How #29Leaks differs from Panama Papers, other leaks
About #29Leaks:
Q: What does the name mean?
The collaborative reporting project’s name comes from the address of offshore services provider Formations House, located at the upscale 29 Harley Street in historic central London.
A: What does the leak involve?
The data sifted through, 131 gigabytes worth or roughly a million files, comes from a larger breach at Formations House of almost 450 gigabytes of data. The anti-secrecy group Distributed Denial of Secrets, or DDoS, obtained it and while still planning to make it publicly available first offered investigative journalists a chance to dig through.

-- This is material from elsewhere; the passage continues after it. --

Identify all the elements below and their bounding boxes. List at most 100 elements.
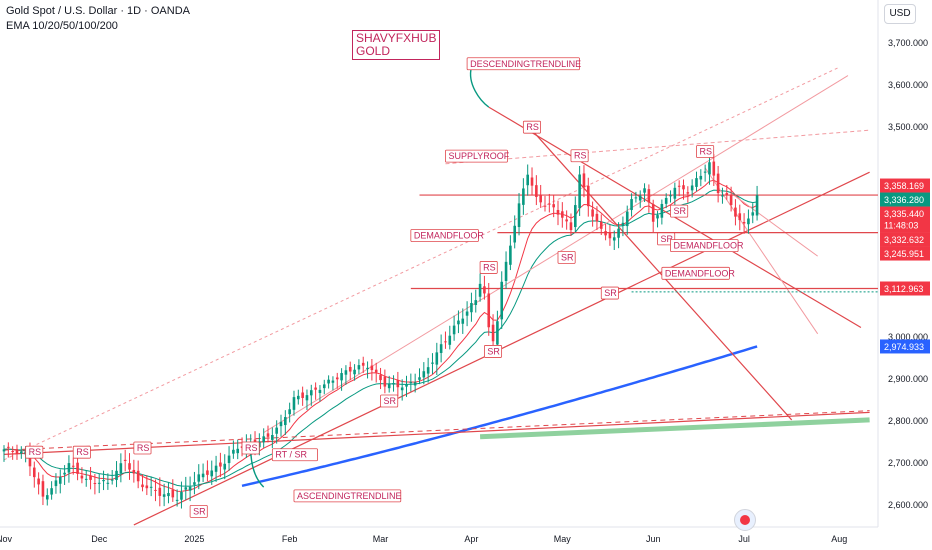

The investigative news site Organized Crime and Corruption Reporting Project (OCCRP) created a search engine to allow the Miami Herald, the McClatchy Washington Bureau and other collaborating news organizations to view the data, which included more than 880,000 emails.
How does it differ from other “leaks” projects?
Unlike the 2016 Panama Papers, where the International Consortium of Investigative Journalists oversaw the collaborative effort, #29Leaks participants shared information but largely worked independently and often paired in smaller collaborative teams based on story interest.
Twenty-one news organizations from across the globe were involved in this smaller subset collaboration were free to publish beginning midnight GMT on Dec. 4, 2019.